Preparation of an activated adsorbent from water treatment plant sludge for phosphate removal from wastewater: optimization, characterization, isotherm, and kinetics studies

Abstract

Abstract Purifying water for diverse uses is vital, but concerns lie with the sustainability and accessibility of purification materials. As such, this study converted readily available water treatment plant sludge (WTPS) into activated adsorbent for phosphate removal in wastewater. WTPS was activated via thermal activation at 300 °C temperature and chemical activation processes of 3 M acid concentration, 4 h activation time, and 75 °C activation temperature, and then characterized using Brunauer-Emmett-Teller (BET), scanning electron microscopy (SEM), Fourier transform infrared, elemental analyzer, and differential scanning calorimetry. SEM and BET analyses revealed a highly porous adsorbent (279.2 m2/g) for efficient adsorption. On top of the activation process, preliminary experiments and numerical optimization using response surface methodology (RSM) were designed and conducted.

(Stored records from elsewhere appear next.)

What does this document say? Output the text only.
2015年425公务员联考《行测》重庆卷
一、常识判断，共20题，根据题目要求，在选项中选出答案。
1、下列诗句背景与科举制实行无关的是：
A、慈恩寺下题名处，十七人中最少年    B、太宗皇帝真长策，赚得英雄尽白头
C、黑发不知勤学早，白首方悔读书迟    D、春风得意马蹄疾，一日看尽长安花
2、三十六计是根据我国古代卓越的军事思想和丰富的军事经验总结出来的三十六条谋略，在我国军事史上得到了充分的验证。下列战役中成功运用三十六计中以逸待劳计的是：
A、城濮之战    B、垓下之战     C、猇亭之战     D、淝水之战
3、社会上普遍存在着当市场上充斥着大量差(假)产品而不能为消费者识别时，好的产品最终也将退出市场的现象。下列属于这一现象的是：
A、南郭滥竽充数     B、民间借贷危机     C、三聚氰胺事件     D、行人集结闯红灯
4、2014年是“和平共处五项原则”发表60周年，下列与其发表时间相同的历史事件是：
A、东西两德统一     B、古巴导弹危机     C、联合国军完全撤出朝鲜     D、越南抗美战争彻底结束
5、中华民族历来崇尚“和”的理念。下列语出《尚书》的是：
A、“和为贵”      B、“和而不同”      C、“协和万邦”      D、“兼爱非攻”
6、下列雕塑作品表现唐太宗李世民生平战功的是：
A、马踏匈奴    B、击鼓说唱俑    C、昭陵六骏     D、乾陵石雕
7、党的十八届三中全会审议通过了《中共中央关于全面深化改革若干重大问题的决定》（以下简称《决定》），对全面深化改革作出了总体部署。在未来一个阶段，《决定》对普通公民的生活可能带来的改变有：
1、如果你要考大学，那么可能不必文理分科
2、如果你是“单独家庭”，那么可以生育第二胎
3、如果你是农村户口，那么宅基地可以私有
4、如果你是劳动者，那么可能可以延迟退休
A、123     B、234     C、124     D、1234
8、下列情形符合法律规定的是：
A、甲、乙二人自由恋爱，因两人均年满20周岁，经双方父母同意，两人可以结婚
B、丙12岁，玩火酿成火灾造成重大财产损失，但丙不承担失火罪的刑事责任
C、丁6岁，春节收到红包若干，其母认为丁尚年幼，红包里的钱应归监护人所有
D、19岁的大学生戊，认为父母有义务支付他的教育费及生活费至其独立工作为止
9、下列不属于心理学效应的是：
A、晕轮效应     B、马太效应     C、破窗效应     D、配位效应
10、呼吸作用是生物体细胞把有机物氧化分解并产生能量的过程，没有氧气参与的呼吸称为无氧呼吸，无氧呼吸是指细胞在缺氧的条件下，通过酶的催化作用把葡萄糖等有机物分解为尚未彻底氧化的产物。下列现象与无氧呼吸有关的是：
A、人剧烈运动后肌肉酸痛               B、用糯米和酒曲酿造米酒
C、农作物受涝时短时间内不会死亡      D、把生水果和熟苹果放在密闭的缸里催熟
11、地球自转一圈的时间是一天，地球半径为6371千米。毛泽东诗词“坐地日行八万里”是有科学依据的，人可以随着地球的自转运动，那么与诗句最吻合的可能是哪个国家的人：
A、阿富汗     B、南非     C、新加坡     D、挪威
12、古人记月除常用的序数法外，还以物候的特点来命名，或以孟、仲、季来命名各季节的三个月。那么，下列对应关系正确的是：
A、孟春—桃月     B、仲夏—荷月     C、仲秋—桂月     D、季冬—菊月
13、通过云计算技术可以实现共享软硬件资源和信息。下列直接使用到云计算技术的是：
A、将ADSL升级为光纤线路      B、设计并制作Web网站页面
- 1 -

Through optimizing conditions, it was found that 70 min of contact time, pH 3, 3 g/L adsorbent dose, and 30 mg/L initial phosphate concentration as optimal, yielding 83% removal efficiency. Furthermore, adsorption kinetics and isotherm models were examined and the second-order kinetics and Langmuir isotherm models indicated best fit. Notably, the activated sludge could be regenerated for three cycles before efficiency dropped below 70%. Thus, activated WTPS presents a promising, sustainable, and readily available adsorbent for phosphate removal in wastewater treatment.